Statistically, there is no argument between Peterson, Dybantsa, and Boozer. Boozer leads the NCAA in the following categories: Player Efficiency Rating (PER), Offensive Box Plus/Minus (OBPM), Box Plus/Minus (BPM), Win Shares per 40 Minutes (WS/40), and Win Shares (WS). His BPM of 19.82 and OBPM of 13.31 are the second-highest since 2010-11, the farthest Basketball Reference’s leaderboards go back, behind only Zion Williamson’s 2018-19 season, and his WS/40 of 0.3419 is the highest since at least 2009-10. The only player to lead the nation in all five of these categories in the same season since 2010-11 was Zach Edey in 2023-24, who was the reigning national player of the year and a senior.
Simply put, Boozer is having one of the greatest college seasons ever, and the fact that he is a freshman propels his exploits into rarified air. Using those five metrics (PER, WS/40, OBPM, BPM, WS) as our guides, the only* freshman one-and-dones who have led the nation in even one category are Zion Williamson, Anthony Davis, Cooper Flagg, DeMarcus Cousins, Trae Young, Karl-Anthony Towns, Evan Mobley, Kevin Love, and Kevin Durant.
*Basketball Reference’s leaderboards date back to 2009-10 for PER and WS/40, 2010-11 for OBPM and BPM, and 1995-96 for WS
That list alone should be enough to explain why any data-based projection system is going to love Cameron Boozer.

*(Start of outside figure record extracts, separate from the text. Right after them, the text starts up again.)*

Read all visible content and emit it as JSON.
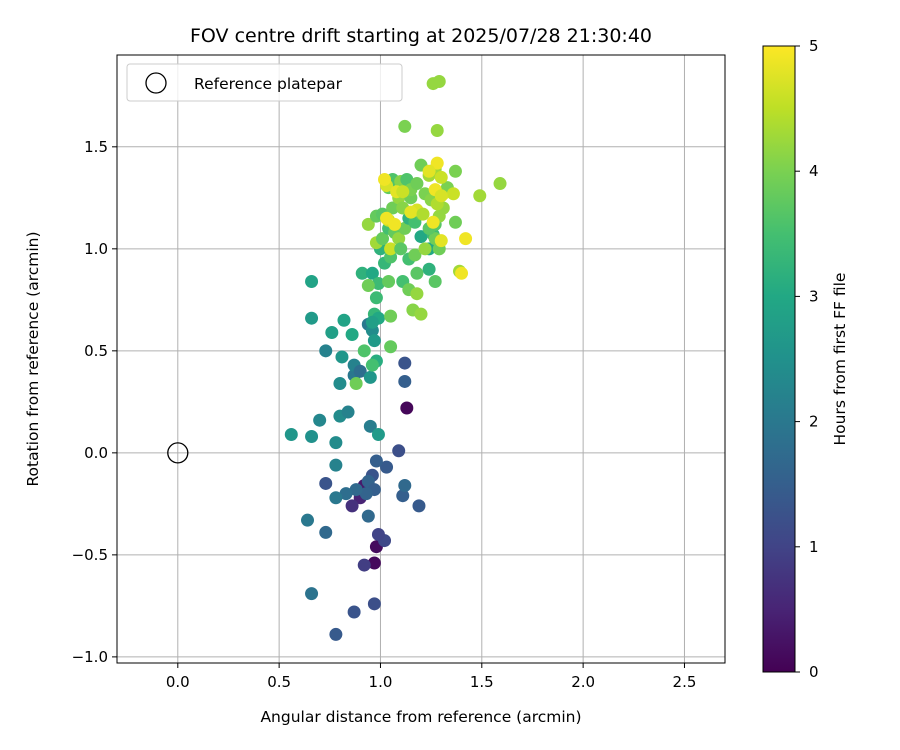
{
  "chart_data": {
    "type": "scatter",
    "title": "FOV centre drift starting at 2025/07/28 21:30:40",
    "xlabel": "Angular distance from reference (arcmin)",
    "ylabel": "Rotation from reference (arcmin)",
    "xlim": [
      -0.3,
      2.7
    ],
    "ylim": [
      -1.03,
      1.95
    ],
    "xticks": [
      "0.0",
      "0.5",
      "1.0",
      "1.5",
      "2.0",
      "2.5"
    ],
    "yticks": [
      "−1.0",
      "−0.5",
      "0.0",
      "0.5",
      "1.0",
      "1.5"
    ],
    "grid": true,
    "legend": {
      "placement": "upper-left",
      "entries": [
        "Reference platepar"
      ]
    },
    "reference": {
      "x": 0.0,
      "y": 0.0
    },
    "colorbar": {
      "label": "Hours from first FF file",
      "range": [
        0,
        5
      ],
      "ticks": [
        "0",
        "1",
        "2",
        "3",
        "4",
        "5"
      ],
      "colormap": "viridis"
    },
    "points": [
      [
        1.13,
        0.22,
        0.08
      ],
      [
        0.97,
        -0.54,
        0.12
      ],
      [
        0.98,
        -0.46,
        0.15
      ],
      [
        0.92,
        -0.16,
        0.35
      ],
      [
        0.9,
        -0.22,
        0.5
      ],
      [
        0.86,
        -0.26,
        0.7
      ],
      [
        0.92,
        -0.55,
        0.9
      ],
      [
        0.97,
        -0.74,
        1.2
      ],
      [
        0.87,
        -0.78,
        1.3
      ],
      [
        0.78,
        -0.89,
        1.4
      ],
      [
        1.02,
        -0.43,
        1.1
      ],
      [
        0.99,
        -0.4,
        1.0
      ],
      [
        1.12,
        0.44,
        1.3
      ],
      [
        1.12,
        0.35,
        1.5
      ],
      [
        1.09,
        0.01,
        1.2
      ],
      [
        1.03,
        -0.07,
        1.4
      ],
      [
        0.98,
        -0.04,
        1.5
      ],
      [
        0.96,
        -0.11,
        1.3
      ],
      [
        0.94,
        -0.14,
        1.6
      ],
      [
        0.97,
        -0.18,
        1.5
      ],
      [
        1.11,
        -0.21,
        1.5
      ],
      [
        1.12,
        -0.16,
        1.7
      ],
      [
        1.19,
        -0.26,
        1.4
      ],
      [
        0.93,
        -0.2,
        1.6
      ],
      [
        0.88,
        -0.18,
        1.7
      ],
      [
        0.83,
        -0.2,
        1.8
      ],
      [
        0.78,
        -0.22,
        2.0
      ],
      [
        0.73,
        -0.15,
        1.3
      ],
      [
        0.94,
        -0.31,
        1.7
      ],
      [
        0.73,
        -0.39,
        1.7
      ],
      [
        0.64,
        -0.33,
        2.0
      ],
      [
        0.66,
        -0.69,
        1.9
      ],
      [
        0.78,
        -0.06,
        2.2
      ],
      [
        0.78,
        0.05,
        2.4
      ],
      [
        0.66,
        0.08,
        2.5
      ],
      [
        0.56,
        0.09,
        2.6
      ],
      [
        0.7,
        0.16,
        2.3
      ],
      [
        0.8,
        0.18,
        2.4
      ],
      [
        0.84,
        0.2,
        2.2
      ],
      [
        0.95,
        0.13,
        2.1
      ],
      [
        0.99,
        0.09,
        2.7
      ],
      [
        0.8,
        0.34,
        2.4
      ],
      [
        0.87,
        0.38,
        2.0
      ],
      [
        0.87,
        0.43,
        2.2
      ],
      [
        0.9,
        0.4,
        1.8
      ],
      [
        0.95,
        0.37,
        2.6
      ],
      [
        0.98,
        0.45,
        3.1
      ],
      [
        0.81,
        0.47,
        2.6
      ],
      [
        0.73,
        0.5,
        2.2
      ],
      [
        0.76,
        0.59,
        2.8
      ],
      [
        0.86,
        0.58,
        3.0
      ],
      [
        0.94,
        0.63,
        2.0
      ],
      [
        0.96,
        0.6,
        2.4
      ],
      [
        0.97,
        0.55,
        2.7
      ],
      [
        0.66,
        0.66,
        2.7
      ],
      [
        0.66,
        0.84,
        2.9
      ],
      [
        0.82,
        0.65,
        2.9
      ],
      [
        0.92,
        0.5,
        3.6
      ],
      [
        0.96,
        0.43,
        3.5
      ],
      [
        0.97,
        0.68,
        3.3
      ],
      [
        0.99,
        0.66,
        3.0
      ],
      [
        0.96,
        0.64,
        2.8
      ],
      [
        0.98,
        0.76,
        3.4
      ],
      [
        1.05,
        0.52,
        3.8
      ],
      [
        1.05,
        0.67,
        3.9
      ],
      [
        0.88,
        0.34,
        3.9
      ],
      [
        0.91,
        0.88,
        3.2
      ],
      [
        0.96,
        0.88,
        3.0
      ],
      [
        0.99,
        0.83,
        3.4
      ],
      [
        0.94,
        0.82,
        3.9
      ],
      [
        1.04,
        0.84,
        3.8
      ],
      [
        1.11,
        0.84,
        3.5
      ],
      [
        1.14,
        0.8,
        3.9
      ],
      [
        1.18,
        0.78,
        4.2
      ],
      [
        1.16,
        0.7,
        4.1
      ],
      [
        1.2,
        0.68,
        4.2
      ],
      [
        1.18,
        0.88,
        3.7
      ],
      [
        1.24,
        0.9,
        3.2
      ],
      [
        1.27,
        0.84,
        3.7
      ],
      [
        1.02,
        0.93,
        3.3
      ],
      [
        1.05,
        0.96,
        3.6
      ],
      [
        1.14,
        0.95,
        3.5
      ],
      [
        1.17,
        0.97,
        3.9
      ],
      [
        1.2,
        1.06,
        3.0
      ],
      [
        1.24,
        1.0,
        3.0
      ],
      [
        1.26,
        1.07,
        3.4
      ],
      [
        1.27,
        1.05,
        3.9
      ],
      [
        1.29,
        1.0,
        3.9
      ],
      [
        1.0,
        1.0,
        3.2
      ],
      [
        0.98,
        1.03,
        4.3
      ],
      [
        1.01,
        1.05,
        3.8
      ],
      [
        1.04,
        1.1,
        3.5
      ],
      [
        1.07,
        1.08,
        3.8
      ],
      [
        1.09,
        1.05,
        4.2
      ],
      [
        1.12,
        1.1,
        3.9
      ],
      [
        1.14,
        1.15,
        3.2
      ],
      [
        1.17,
        1.13,
        3.5
      ],
      [
        1.2,
        1.17,
        3.7
      ],
      [
        1.24,
        1.1,
        3.7
      ],
      [
        1.27,
        1.12,
        3.7
      ],
      [
        1.29,
        1.16,
        4.2
      ],
      [
        1.31,
        1.2,
        4.2
      ],
      [
        0.94,
        1.12,
        4.2
      ],
      [
        0.98,
        1.16,
        3.8
      ],
      [
        1.01,
        1.17,
        3.7
      ],
      [
        1.04,
        1.14,
        4.6
      ],
      [
        1.06,
        1.2,
        3.9
      ],
      [
        1.09,
        1.25,
        4.2
      ],
      [
        1.11,
        1.2,
        4.1
      ],
      [
        1.15,
        1.25,
        3.9
      ],
      [
        1.18,
        1.19,
        4.7
      ],
      [
        1.22,
        1.27,
        4.0
      ],
      [
        1.25,
        1.24,
        4.1
      ],
      [
        1.28,
        1.22,
        4.4
      ],
      [
        1.31,
        1.27,
        4.8
      ],
      [
        1.33,
        1.3,
        4.0
      ],
      [
        1.36,
        1.27,
        4.6
      ],
      [
        1.37,
        1.13,
        3.9
      ],
      [
        1.39,
        0.89,
        4.3
      ],
      [
        1.4,
        0.88,
        4.9
      ],
      [
        1.42,
        1.05,
        4.9
      ],
      [
        1.3,
        1.04,
        4.8
      ],
      [
        1.26,
        1.13,
        4.9
      ],
      [
        1.05,
        1.0,
        4.6
      ],
      [
        1.07,
        1.12,
        4.9
      ],
      [
        1.03,
        1.15,
        4.9
      ],
      [
        1.04,
        1.3,
        3.8
      ],
      [
        1.06,
        1.34,
        3.6
      ],
      [
        1.1,
        1.33,
        4.1
      ],
      [
        1.13,
        1.34,
        3.6
      ],
      [
        1.15,
        1.29,
        4.0
      ],
      [
        1.18,
        1.32,
        3.9
      ],
      [
        1.2,
        1.41,
        3.9
      ],
      [
        1.24,
        1.36,
        4.3
      ],
      [
        1.27,
        1.39,
        4.3
      ],
      [
        1.28,
        1.42,
        4.9
      ],
      [
        1.3,
        1.35,
        4.6
      ],
      [
        1.27,
        1.29,
        4.9
      ],
      [
        1.24,
        1.38,
        4.8
      ],
      [
        1.03,
        1.31,
        4.7
      ],
      [
        1.02,
        1.34,
        4.9
      ],
      [
        1.08,
        1.28,
        4.8
      ],
      [
        1.11,
        1.28,
        4.6
      ],
      [
        1.37,
        1.38,
        4.0
      ],
      [
        1.49,
        1.26,
        4.3
      ],
      [
        1.59,
        1.32,
        4.2
      ],
      [
        1.3,
        1.26,
        4.7
      ],
      [
        1.12,
        1.6,
        4.0
      ],
      [
        1.28,
        1.58,
        4.2
      ],
      [
        1.26,
        1.81,
        4.2
      ],
      [
        1.29,
        1.82,
        4.2
      ],
      [
        1.15,
        1.18,
        4.8
      ],
      [
        1.21,
        1.17,
        4.4
      ],
      [
        1.1,
        1.0,
        3.7
      ],
      [
        1.22,
        1.0,
        4.2
      ]
    ]
  }
}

There are four number one overall picks, one very famous second overall selection, a third overall pick, and three fifth overall selections. Excluding Flagg, who is in the midst of his own insanely promising rookie season, every one of these players has made an All-Star team, and outside of Zion, each has made at least one All-NBA team. Even though it’s a small sample, their NBA production has been consistently and universally elite.
For context, this season, a WS/48 of .180 would rank 18th, an OBPM of 4.5 would rank 16th, and a BPM of 4.8 would rank 12th in the league. Needless to say, every team would take a top-20 player with the first overall pick. However, that’s not the only reason statistical models will go crazy for Boozer.

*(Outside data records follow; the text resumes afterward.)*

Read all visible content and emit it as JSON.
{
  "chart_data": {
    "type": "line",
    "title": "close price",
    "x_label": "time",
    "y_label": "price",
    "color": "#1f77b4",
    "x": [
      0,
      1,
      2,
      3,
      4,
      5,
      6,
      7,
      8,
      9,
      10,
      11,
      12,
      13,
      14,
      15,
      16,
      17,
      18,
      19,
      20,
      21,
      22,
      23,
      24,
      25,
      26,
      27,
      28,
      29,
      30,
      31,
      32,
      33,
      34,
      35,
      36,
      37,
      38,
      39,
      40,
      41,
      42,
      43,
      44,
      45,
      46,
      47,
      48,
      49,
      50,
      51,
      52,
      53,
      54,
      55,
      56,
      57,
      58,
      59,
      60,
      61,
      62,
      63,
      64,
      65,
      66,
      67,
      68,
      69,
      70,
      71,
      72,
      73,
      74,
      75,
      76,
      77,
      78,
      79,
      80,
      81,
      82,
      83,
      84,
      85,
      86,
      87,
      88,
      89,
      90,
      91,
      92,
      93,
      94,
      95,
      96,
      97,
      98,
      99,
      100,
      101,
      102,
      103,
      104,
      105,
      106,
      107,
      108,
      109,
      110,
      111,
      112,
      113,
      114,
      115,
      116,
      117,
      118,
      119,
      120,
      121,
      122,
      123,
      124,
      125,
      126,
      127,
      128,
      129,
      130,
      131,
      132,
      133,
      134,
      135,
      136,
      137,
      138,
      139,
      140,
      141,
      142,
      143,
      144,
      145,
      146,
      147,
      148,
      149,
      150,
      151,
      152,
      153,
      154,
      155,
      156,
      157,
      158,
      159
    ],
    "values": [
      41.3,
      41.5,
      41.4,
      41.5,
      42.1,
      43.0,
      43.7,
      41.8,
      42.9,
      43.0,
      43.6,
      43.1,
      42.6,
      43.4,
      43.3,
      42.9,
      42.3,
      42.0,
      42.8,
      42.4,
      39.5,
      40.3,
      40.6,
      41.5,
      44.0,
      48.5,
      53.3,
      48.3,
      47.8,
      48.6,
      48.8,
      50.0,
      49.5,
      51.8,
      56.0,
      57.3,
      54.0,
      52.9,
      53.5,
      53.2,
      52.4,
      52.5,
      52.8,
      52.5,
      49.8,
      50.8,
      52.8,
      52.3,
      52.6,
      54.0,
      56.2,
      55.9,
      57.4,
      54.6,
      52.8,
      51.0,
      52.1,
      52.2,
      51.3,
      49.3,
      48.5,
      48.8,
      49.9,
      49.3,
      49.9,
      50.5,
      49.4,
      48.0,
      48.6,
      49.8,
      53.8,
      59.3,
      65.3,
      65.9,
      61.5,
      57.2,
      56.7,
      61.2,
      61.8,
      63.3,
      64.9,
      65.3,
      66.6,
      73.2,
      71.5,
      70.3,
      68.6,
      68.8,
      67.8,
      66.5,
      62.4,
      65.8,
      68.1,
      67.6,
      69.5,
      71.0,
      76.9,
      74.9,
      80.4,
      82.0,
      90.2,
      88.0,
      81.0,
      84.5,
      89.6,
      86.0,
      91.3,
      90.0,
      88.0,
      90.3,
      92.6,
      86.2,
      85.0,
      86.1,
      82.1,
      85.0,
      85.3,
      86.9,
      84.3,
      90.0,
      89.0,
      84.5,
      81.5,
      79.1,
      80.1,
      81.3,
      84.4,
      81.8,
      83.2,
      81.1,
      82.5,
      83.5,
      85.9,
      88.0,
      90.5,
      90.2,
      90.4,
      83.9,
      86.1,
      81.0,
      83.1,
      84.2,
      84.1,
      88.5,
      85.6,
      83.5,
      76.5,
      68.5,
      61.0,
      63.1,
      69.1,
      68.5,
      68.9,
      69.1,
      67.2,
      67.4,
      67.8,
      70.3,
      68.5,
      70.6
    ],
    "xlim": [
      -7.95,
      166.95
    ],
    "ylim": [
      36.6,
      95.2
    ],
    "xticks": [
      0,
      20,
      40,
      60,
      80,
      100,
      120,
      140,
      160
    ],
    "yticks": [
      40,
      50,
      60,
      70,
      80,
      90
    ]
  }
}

Somewhat surprisingly, Cameron Boozer is about six months younger than both AJ Dybantsa and Darryn Peterson. While none of them are old by any means, Boozer, not only being statistically more dominant but also younger, is going to make him explode in draft models, which weigh age heavily.
Even though he looks like he’s 25, he’ll spend the entirety of his rookie season as a 19-year-old, which gives him one of the rarest combinations of current production and age that we’ve seen. Part of the reason Cooper Flagg is such a highly rated prospect is that he is only a month older than Peterson and Dybantsa. Age matters a ton.

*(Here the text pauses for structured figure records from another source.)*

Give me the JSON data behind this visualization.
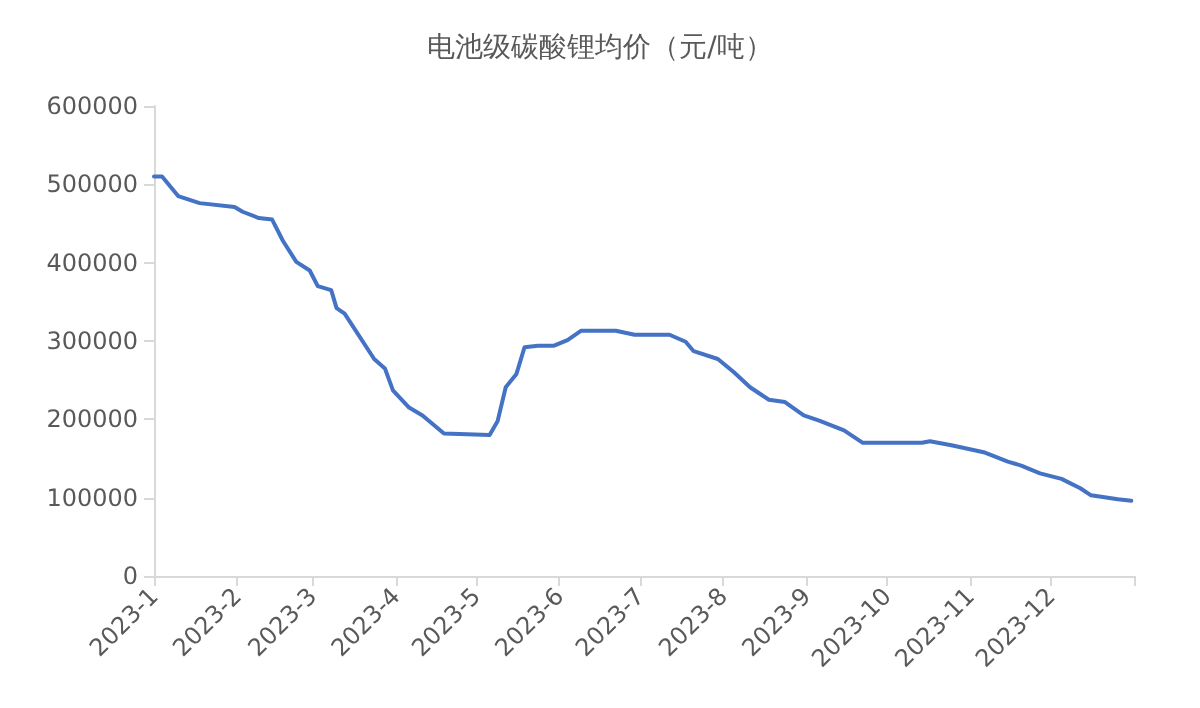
{
  "chart_data": {
    "type": "line",
    "title": "电池级碳酸锂均价（元/吨）",
    "x": [
      "2023-01-01",
      "2023-01-04",
      "2023-01-10",
      "2023-01-18",
      "2023-01-31",
      "2023-02-03",
      "2023-02-09",
      "2023-02-14",
      "2023-02-18",
      "2023-02-23",
      "2023-02-28",
      "2023-03-03",
      "2023-03-08",
      "2023-03-10",
      "2023-03-13",
      "2023-03-24",
      "2023-03-28",
      "2023-03-31",
      "2023-04-06",
      "2023-04-11",
      "2023-04-19",
      "2023-05-06",
      "2023-05-09",
      "2023-05-12",
      "2023-05-16",
      "2023-05-19",
      "2023-05-24",
      "2023-05-30",
      "2023-06-04",
      "2023-06-09",
      "2023-06-22",
      "2023-06-29",
      "2023-07-12",
      "2023-07-18",
      "2023-07-21",
      "2023-07-30",
      "2023-08-05",
      "2023-08-11",
      "2023-08-18",
      "2023-08-24",
      "2023-08-31",
      "2023-09-06",
      "2023-09-15",
      "2023-09-22",
      "2023-10-14",
      "2023-10-17",
      "2023-10-25",
      "2023-11-06",
      "2023-11-15",
      "2023-11-20",
      "2023-11-27",
      "2023-12-05",
      "2023-12-12",
      "2023-12-16",
      "2023-12-26",
      "2023-12-31"
    ],
    "series": [
      {
        "color": "#4472c4",
        "values": [
          510000,
          510000,
          485000,
          476000,
          471000,
          465000,
          457000,
          455000,
          428000,
          401000,
          390000,
          370000,
          365000,
          342000,
          335000,
          277000,
          265000,
          237000,
          215000,
          205000,
          182000,
          180000,
          198000,
          241000,
          258000,
          292000,
          294000,
          294000,
          301000,
          313000,
          313000,
          308000,
          308000,
          299000,
          287000,
          277000,
          260000,
          241000,
          225000,
          222000,
          205000,
          198000,
          186000,
          170000,
          170000,
          172000,
          167000,
          158000,
          146000,
          141000,
          131000,
          124000,
          112000,
          103000,
          98000,
          96000
        ]
      }
    ],
    "xlim": [
      "2023-01-01",
      "2024-01-01"
    ],
    "xticks": [
      {
        "value": "2023-01-01",
        "label": "2023-1"
      },
      {
        "value": "2023-02-01",
        "label": "2023-2"
      },
      {
        "value": "2023-03-01",
        "label": "2023-3"
      },
      {
        "value": "2023-04-01",
        "label": "2023-4"
      },
      {
        "value": "2023-05-01",
        "label": "2023-5"
      },
      {
        "value": "2023-06-01",
        "label": "2023-6"
      },
      {
        "value": "2023-07-01",
        "label": "2023-7"
      },
      {
        "value": "2023-08-01",
        "label": "2023-8"
      },
      {
        "value": "2023-09-01",
        "label": "2023-9"
      },
      {
        "value": "2023-10-01",
        "label": "2023-10"
      },
      {
        "value": "2023-11-01",
        "label": "2023-11"
      },
      {
        "value": "2023-12-01",
        "label": "2023-12"
      },
      {
        "value": "2024-01-01",
        "label": null
      }
    ],
    "ylim": [
      0,
      600000
    ],
    "yticks": [
      0,
      100000,
      200000,
      300000,
      400000,
      500000,
      600000
    ],
    "grid": false,
    "marker": "none",
    "line_style": "solid"
  }
}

Now, I don’t think the NBA draft and scouting communities are completely off their rockers for not ranking Boozer first. While he is a highly productive college player, his player archetype has basically gone extinct in the NBA. Power forwards who aren’t some version of a center or a wing have increasingly found it hard to find minutes, and Boozer fits that mold. His lack of elite athletic traits also raises doubt about his ability to efficiently generate buckets at the next level.
However, the game of basketball is always changing, and it might be swinging back towards Boozer’s archetype. The NBA is experiencing a renewed focus on winning the offensive glass and playing with physicality, which should, in theory, swing power forward back towards its roots. On top of that, he has also been a solid enough 3-point shooter in college to project some level of floor spacing, and he might just be so productive that it doesn’t matter.
At the end of the day, archetypes are just ideas; they’re not real. No one in the league was looking for elite passing and shooting centers with limited rim protection, and then Nikola Jokic came along and destroyed the league. Boozer might be the first mover in a broader trend toward more traditional power forwards, or the scouts could be right.
At the end of the day, Cameron Boozer is going to be a highly productive NBA player. The track record of college freshmen who post such elite metrics is basically unassailable. Does that mean he’ll be better than Dybantsa or Peterson? I have no idea, but what I do know is that he is the prospect who is most likely to make multiple All-Star games within their first five professional seasons. And come draft time, you’ll be hearing some version of this: “Model-driven teams love Boozer.”